Майор вызвал начальника изолятора, выдал ему постановление. И Василия освободили…
Субботним утром Василий проснулся от стука кормушки, шла выдача пайки.
‒ Фраер, иди, бери законную, ‒ крикнули ему постояльцы.
Василий встал, взял кусок хлеба и кружку чая. Жадно всё съел. В камере возник шум от разговора и стука чашками; кто-то умывался. Вскоре после еды зашумели у дырки в полу.
Василий взволновался, когда увидел майора, и через мгновение почувствовал себя как будто в густом молодом лесу. Он пробирается через мысли Джавдета, как через бурелом, через камни его воспоминаний ‒ так физически он ощущает проникновение в мозг Заирова.
Вот он видит пруд, и на нём проявляются отдельные слова и фразы: «Ничего, пусть посидят», «Да, парня жаль», ‒ Василий понимает, его обманули! Он с отчаянием и злобой бросает в пруд камни с берега и бревна, разбивая эти надписи, и, напрягшись, внушает мысль: «Парень хороший, ты должен его спасти любой ценой!» ‒ Васька рефреном повторяет эту фразу, сидя в густом лесу на берегу пруда.
В камере все смотрят на Василия: он оцепенел, не реагирует на звуки, и его трясет, как изношенный дизель.
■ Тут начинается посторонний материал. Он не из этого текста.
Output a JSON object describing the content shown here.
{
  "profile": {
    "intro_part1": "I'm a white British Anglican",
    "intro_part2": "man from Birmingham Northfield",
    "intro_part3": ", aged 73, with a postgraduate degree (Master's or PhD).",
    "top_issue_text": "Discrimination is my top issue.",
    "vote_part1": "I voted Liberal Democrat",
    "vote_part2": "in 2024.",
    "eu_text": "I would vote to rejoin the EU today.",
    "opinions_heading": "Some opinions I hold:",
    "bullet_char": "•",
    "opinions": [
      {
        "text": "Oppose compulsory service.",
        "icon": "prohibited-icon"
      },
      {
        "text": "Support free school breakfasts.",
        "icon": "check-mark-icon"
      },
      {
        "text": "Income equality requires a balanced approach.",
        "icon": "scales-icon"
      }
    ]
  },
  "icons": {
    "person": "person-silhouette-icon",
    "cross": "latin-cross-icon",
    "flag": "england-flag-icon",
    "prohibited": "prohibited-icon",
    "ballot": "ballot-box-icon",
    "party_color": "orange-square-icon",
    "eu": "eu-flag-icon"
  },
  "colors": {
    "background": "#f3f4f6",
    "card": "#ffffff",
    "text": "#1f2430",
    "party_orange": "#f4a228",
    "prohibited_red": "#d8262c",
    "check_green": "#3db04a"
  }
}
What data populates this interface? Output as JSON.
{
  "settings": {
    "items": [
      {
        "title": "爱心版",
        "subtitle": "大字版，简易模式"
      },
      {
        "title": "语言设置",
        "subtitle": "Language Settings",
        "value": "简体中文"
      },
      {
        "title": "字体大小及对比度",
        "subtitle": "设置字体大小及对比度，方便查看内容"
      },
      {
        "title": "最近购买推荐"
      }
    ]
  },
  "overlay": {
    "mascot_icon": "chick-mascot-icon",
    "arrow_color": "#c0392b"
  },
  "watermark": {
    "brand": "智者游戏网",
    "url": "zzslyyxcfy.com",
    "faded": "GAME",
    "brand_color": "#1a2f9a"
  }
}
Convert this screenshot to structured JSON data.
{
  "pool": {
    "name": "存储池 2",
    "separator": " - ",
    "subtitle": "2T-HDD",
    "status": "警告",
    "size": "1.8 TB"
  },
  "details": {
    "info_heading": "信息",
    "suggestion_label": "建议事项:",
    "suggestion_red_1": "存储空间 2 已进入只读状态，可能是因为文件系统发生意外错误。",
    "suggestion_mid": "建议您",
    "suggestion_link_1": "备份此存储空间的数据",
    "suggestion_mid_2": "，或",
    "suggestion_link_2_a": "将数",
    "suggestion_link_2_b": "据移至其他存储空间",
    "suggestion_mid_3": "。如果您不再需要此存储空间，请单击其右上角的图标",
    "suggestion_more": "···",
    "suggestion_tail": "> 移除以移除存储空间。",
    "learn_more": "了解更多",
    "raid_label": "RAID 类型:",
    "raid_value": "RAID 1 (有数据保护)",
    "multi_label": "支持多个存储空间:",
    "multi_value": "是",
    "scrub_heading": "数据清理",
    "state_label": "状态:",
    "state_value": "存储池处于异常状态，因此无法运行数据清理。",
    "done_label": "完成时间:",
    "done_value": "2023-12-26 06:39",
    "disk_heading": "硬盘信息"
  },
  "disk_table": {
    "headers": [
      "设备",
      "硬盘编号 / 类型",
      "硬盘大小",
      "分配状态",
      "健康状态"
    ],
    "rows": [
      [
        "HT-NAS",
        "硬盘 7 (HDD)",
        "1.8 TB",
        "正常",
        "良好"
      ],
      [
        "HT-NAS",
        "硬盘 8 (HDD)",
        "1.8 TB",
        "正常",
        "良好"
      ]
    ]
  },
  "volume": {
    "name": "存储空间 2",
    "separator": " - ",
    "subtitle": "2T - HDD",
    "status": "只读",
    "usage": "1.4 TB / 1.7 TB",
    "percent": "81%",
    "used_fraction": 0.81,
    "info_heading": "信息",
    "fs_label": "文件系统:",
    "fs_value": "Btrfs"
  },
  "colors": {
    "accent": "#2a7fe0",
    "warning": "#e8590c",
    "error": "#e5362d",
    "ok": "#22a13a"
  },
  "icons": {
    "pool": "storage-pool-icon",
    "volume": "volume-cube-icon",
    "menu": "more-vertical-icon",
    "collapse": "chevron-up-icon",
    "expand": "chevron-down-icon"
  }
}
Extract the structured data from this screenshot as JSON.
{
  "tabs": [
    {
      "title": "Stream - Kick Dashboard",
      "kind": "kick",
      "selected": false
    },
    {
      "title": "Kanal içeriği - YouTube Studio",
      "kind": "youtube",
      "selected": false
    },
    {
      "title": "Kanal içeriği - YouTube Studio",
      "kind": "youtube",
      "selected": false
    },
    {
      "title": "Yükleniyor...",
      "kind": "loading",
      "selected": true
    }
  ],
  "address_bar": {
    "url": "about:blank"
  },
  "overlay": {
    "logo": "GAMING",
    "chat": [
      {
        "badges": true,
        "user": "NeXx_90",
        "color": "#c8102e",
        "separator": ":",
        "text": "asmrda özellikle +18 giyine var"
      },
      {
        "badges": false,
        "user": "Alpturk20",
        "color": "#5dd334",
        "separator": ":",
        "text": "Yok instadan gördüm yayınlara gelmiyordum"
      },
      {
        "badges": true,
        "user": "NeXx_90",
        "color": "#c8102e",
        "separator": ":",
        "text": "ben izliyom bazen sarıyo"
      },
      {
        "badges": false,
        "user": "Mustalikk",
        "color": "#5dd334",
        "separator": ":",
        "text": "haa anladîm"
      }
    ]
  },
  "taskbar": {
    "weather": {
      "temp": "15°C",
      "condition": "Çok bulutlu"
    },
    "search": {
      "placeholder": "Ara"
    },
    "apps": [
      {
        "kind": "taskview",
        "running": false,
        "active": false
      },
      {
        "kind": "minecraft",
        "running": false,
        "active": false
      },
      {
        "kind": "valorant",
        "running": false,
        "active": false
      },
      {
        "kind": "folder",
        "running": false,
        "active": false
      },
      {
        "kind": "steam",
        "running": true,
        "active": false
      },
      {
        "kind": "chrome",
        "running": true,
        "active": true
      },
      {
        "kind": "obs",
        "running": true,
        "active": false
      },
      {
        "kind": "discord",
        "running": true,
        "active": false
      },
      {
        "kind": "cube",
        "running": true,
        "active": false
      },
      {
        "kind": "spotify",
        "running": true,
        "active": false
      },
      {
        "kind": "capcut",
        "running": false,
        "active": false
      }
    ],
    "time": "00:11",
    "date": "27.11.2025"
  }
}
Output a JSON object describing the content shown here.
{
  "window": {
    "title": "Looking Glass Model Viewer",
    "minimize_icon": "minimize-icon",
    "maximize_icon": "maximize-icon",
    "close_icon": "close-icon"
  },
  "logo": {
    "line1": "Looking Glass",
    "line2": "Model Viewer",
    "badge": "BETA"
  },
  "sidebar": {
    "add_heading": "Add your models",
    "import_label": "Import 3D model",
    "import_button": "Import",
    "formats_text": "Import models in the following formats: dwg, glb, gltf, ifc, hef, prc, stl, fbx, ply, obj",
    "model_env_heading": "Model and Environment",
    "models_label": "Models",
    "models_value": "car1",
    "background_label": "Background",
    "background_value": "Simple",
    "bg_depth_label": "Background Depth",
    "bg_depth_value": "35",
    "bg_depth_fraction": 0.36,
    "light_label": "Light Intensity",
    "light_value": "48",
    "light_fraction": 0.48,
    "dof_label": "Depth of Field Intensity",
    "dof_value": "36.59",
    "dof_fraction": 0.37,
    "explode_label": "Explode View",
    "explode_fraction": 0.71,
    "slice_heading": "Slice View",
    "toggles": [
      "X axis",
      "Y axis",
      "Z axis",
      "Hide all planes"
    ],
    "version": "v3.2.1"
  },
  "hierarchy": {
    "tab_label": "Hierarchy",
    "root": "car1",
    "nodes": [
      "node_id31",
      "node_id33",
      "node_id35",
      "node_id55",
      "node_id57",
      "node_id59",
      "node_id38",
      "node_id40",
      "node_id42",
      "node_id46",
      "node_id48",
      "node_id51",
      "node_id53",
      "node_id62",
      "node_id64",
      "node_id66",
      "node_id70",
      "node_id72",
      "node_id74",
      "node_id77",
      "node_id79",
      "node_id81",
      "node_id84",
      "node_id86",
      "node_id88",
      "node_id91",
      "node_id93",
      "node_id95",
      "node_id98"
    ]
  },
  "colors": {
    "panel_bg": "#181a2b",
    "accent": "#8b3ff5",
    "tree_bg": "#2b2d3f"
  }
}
Сокамерники пытаются его растормошить. Бесполезно.
‒ Хрен на него, видать ушлый, педик. На дуру решил косить, ‒ заключил Рама.
‒ Да, точняк, на дуру косит. Молодчина. Натурально кататоническая шизофрения, я такое в психушке видал, когда сам косил, ‒ громко произнёс здоровенный парень, похожий на циклопа размерами и одним глазом, второй был закрыт грубым шрамом. ‒ Давай не будем трогать его, это его война, ‒ зевнув, заключил парень-циклоп.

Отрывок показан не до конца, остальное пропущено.